From: Cahill, Conor P <conor.p.cahill@intel.com>
Date: Tue, 6 Dec 2005 17:06:52 -0800
Message-ID: <8AEB79DC01BE994D8DE3FD02FA5B475B024CA612@orsmsx409>
To: "David Hull" <dmh@tibco.com>
Cc: "John Kemp" <john.kemp@nokia.com>, "ext Yalcinalp, Umit" <umit.yalcinalp@sap.com>, <public-ws-addressing@w3.org>
 


	A polling protocol should probably provide for 0 .. * messages
coming back on each poll (e.g., send request one, poll, no response,
send request two, poll again, get both responses).  Given this, one
might consider the combination of request messages flowing one way and
poll responses flowing the other as a sort of virtual channel, split
across multiple connections. 

I wasn't specifically referring to polling, but that is another good
exaple of where you can have non request-response sequences that use
anonymous endpoints for the response.
 
My example was more along the lines of a persistent TCP connection
across which multiple requests and responses were sent without regard
for direct pairing/sequencing of the responses.
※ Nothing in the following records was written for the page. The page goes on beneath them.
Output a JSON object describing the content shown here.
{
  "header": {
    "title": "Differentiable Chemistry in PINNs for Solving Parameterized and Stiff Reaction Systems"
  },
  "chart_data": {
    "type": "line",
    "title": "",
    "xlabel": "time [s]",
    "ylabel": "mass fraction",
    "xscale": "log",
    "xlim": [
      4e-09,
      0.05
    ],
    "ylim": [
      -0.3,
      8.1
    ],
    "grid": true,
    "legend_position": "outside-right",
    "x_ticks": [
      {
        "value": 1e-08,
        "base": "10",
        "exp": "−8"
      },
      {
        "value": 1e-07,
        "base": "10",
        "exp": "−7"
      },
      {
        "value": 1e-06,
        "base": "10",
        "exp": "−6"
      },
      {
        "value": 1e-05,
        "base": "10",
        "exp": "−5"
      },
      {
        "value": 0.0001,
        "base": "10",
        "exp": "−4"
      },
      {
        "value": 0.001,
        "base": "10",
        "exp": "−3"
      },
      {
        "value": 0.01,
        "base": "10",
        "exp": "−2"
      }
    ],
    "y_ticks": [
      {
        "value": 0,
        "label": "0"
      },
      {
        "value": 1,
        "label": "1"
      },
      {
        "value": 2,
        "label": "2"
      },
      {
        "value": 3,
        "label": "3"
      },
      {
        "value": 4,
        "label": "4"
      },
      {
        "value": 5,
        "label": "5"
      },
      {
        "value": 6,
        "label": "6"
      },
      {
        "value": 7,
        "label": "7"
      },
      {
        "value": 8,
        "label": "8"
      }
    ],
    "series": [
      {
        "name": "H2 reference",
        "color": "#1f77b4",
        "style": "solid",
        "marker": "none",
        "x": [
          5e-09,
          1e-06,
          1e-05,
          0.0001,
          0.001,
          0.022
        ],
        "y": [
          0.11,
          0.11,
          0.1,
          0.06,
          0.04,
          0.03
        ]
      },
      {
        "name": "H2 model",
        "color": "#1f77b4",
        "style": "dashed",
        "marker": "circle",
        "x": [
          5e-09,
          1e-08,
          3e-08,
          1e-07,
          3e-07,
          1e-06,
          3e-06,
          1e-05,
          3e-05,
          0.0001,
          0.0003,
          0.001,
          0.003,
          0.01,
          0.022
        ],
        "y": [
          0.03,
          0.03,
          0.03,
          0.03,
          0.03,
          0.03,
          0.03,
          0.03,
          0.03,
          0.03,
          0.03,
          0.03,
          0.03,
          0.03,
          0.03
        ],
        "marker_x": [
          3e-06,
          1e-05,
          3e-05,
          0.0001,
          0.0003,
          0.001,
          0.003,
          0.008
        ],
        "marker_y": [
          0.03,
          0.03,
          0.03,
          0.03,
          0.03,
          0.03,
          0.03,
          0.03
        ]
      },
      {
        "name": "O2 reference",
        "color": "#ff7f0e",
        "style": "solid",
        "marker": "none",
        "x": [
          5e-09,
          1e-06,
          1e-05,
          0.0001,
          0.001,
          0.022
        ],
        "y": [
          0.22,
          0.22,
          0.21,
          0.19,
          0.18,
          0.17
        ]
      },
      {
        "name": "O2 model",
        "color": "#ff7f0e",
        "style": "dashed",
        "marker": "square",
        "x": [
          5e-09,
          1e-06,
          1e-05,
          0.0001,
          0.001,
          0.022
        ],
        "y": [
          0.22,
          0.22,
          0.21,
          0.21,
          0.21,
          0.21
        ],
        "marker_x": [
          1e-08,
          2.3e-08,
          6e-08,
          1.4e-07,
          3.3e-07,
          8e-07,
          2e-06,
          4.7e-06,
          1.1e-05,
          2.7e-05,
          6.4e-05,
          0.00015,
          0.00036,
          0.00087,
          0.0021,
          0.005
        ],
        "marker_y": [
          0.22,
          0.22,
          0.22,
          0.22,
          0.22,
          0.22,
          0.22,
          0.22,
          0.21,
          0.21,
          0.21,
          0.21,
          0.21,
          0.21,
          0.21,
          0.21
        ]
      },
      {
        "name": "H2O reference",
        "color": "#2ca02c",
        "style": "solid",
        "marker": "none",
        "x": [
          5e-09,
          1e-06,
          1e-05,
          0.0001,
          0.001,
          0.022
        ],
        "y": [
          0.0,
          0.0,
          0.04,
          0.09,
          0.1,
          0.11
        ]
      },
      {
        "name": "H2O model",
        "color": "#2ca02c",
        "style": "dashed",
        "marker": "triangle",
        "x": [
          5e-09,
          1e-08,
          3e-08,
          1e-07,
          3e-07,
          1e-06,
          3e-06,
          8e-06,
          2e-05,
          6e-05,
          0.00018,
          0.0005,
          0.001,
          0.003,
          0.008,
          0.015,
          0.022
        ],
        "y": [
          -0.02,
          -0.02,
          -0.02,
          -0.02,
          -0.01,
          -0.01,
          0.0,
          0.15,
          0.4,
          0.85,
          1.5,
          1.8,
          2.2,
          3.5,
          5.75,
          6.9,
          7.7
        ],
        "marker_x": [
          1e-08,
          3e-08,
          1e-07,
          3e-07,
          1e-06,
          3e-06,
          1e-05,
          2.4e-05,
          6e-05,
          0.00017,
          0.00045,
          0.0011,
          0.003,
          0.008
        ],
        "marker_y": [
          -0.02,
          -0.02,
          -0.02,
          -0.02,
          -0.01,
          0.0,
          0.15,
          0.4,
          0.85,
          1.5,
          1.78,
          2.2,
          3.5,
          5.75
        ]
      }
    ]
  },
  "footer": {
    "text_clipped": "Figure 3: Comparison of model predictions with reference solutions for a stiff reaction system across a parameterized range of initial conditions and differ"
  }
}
	It occurs to me that I'm bringing in yet another notion of
asynchronicity here, namely that response messages may not arrive in the
same order as their corresponding requests.  This is a more general
definition, in that it can be realized by the "non-anonymous callback
EPR" pattern, by the polling pattern and by something
connection-oriented but duplex like an IM protocol. 

Absolutely.   Note that conneciton oriented can be duplex or it can be
monoplex (e.g. just one side sending "requests" and the other side
sending responses to those requests).